Zülfü Livaneli’yi her zaman çok takdir ederim ve beğenirim. Yeni kitaplarını zaten kaçırmıyorum ve hatta eski yayınlarını da zamanla okuyacağım. Gelelim “Son Ada”ya…
Okunması çok keyifli, nispeten ince bir kitap. Yazım dili, tasvirler ve olaylar o kadar başarılı ki ben kendimi hemen adanın içinde buluverdim. Bu kitap “alegori” denilen bir edebi sanat ile yazılmış. “Alegori” nin tarifini yapmak çok da kolay değil ama anladığım kadarıyla “fiziksel olarak varolmayan duygu düşünce gibi kavramları duyuların algılayacağı biçimlere büründürerek anlatma” denebilir.
Çok kısaca konu şöyle özetlenebilir; doğayla içiçe ve mutlu bir hayat süren 40 hanelik bir ada halkının, dikdatör kafalı birisinin adaya gelişiyle hayatlarının ne hale geldiğinin öyküsü…

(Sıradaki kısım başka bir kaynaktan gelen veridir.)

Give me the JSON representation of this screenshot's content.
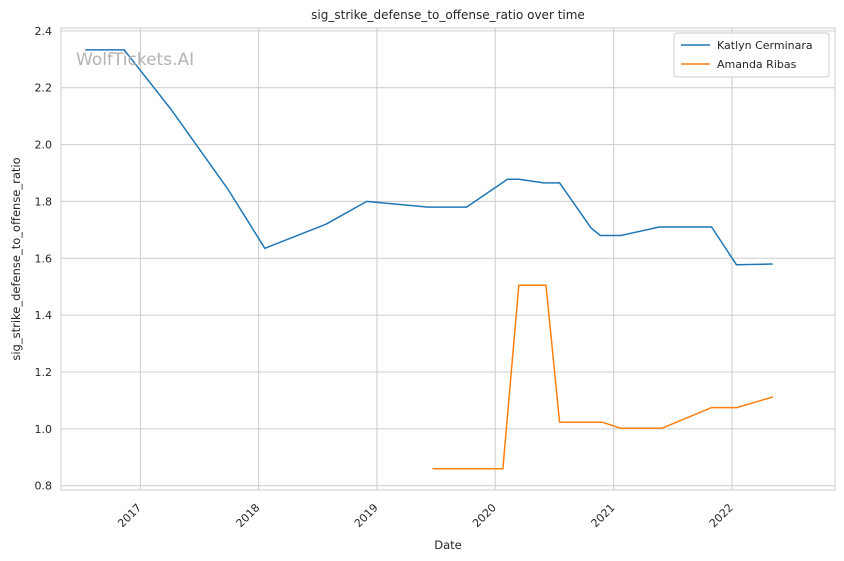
{
  "chart_data": {
    "type": "line",
    "title": "sig_strike_defense_to_offense_ratio over time",
    "xlabel": "Date",
    "ylabel": "sig_strike_defense_to_offense_ratio",
    "x_axis_type": "date",
    "xlim": [
      "2016-05-01",
      "2022-11-15"
    ],
    "ylim": [
      0.785,
      2.41
    ],
    "x_ticks": [
      {
        "date": "2017-01-01",
        "label": "2017"
      },
      {
        "date": "2018-01-01",
        "label": "2018"
      },
      {
        "date": "2019-01-01",
        "label": "2019"
      },
      {
        "date": "2020-01-01",
        "label": "2020"
      },
      {
        "date": "2021-01-01",
        "label": "2021"
      },
      {
        "date": "2022-01-01",
        "label": "2022"
      }
    ],
    "y_ticks": [
      {
        "value": 0.8,
        "label": "0.8"
      },
      {
        "value": 1.0,
        "label": "1.0"
      },
      {
        "value": 1.2,
        "label": "1.2"
      },
      {
        "value": 1.4,
        "label": "1.4"
      },
      {
        "value": 1.6,
        "label": "1.6"
      },
      {
        "value": 1.8,
        "label": "1.8"
      },
      {
        "value": 2.0,
        "label": "2.0"
      },
      {
        "value": 2.2,
        "label": "2.2"
      },
      {
        "value": 2.4,
        "label": "2.4"
      }
    ],
    "grid": true,
    "legend_position": "top-right",
    "watermark": "WolfTickets.AI",
    "series": [
      {
        "name": "Katlyn Cerminara",
        "color": "#1f77b4",
        "points": [
          {
            "x": "2016-07-15",
            "y": 2.333
          },
          {
            "x": "2016-11-12",
            "y": 2.333
          },
          {
            "x": "2017-04-08",
            "y": 2.12
          },
          {
            "x": "2017-09-30",
            "y": 1.84
          },
          {
            "x": "2018-01-20",
            "y": 1.635
          },
          {
            "x": "2018-07-28",
            "y": 1.72
          },
          {
            "x": "2018-12-01",
            "y": 1.8
          },
          {
            "x": "2019-06-08",
            "y": 1.78
          },
          {
            "x": "2019-10-05",
            "y": 1.78
          },
          {
            "x": "2020-02-08",
            "y": 1.878
          },
          {
            "x": "2020-03-14",
            "y": 1.878
          },
          {
            "x": "2020-05-30",
            "y": 1.865
          },
          {
            "x": "2020-07-18",
            "y": 1.865
          },
          {
            "x": "2020-10-24",
            "y": 1.705
          },
          {
            "x": "2020-11-21",
            "y": 1.68
          },
          {
            "x": "2021-01-23",
            "y": 1.68
          },
          {
            "x": "2021-05-22",
            "y": 1.71
          },
          {
            "x": "2021-10-30",
            "y": 1.71
          },
          {
            "x": "2022-01-15",
            "y": 1.577
          },
          {
            "x": "2022-05-07",
            "y": 1.58
          }
        ]
      },
      {
        "name": "Amanda Ribas",
        "color": "#ff7f0e",
        "points": [
          {
            "x": "2019-06-22",
            "y": 0.86
          },
          {
            "x": "2020-01-25",
            "y": 0.86
          },
          {
            "x": "2020-03-14",
            "y": 1.505
          },
          {
            "x": "2020-06-06",
            "y": 1.505
          },
          {
            "x": "2020-07-18",
            "y": 1.023
          },
          {
            "x": "2020-11-28",
            "y": 1.023
          },
          {
            "x": "2021-01-23",
            "y": 1.002
          },
          {
            "x": "2021-05-29",
            "y": 1.002
          },
          {
            "x": "2021-10-30",
            "y": 1.075
          },
          {
            "x": "2022-01-15",
            "y": 1.075
          },
          {
            "x": "2022-05-07",
            "y": 1.112
          }
        ]
      }
    ]
  }
}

Ben özellikle anlatıcı ve Lara‘nın tanışmaları kısmından çok etkilendim. Sanki benim başıma gelmiş de ben aşık olmuşum gibi hissettim. Bu da Livaneli’nin ustalığından kaynaklanıyor elbette.
hemen okuyun bence!
Burçin Abi bu yazının üzerine hemen alıp okumayı düşünüyorum.:)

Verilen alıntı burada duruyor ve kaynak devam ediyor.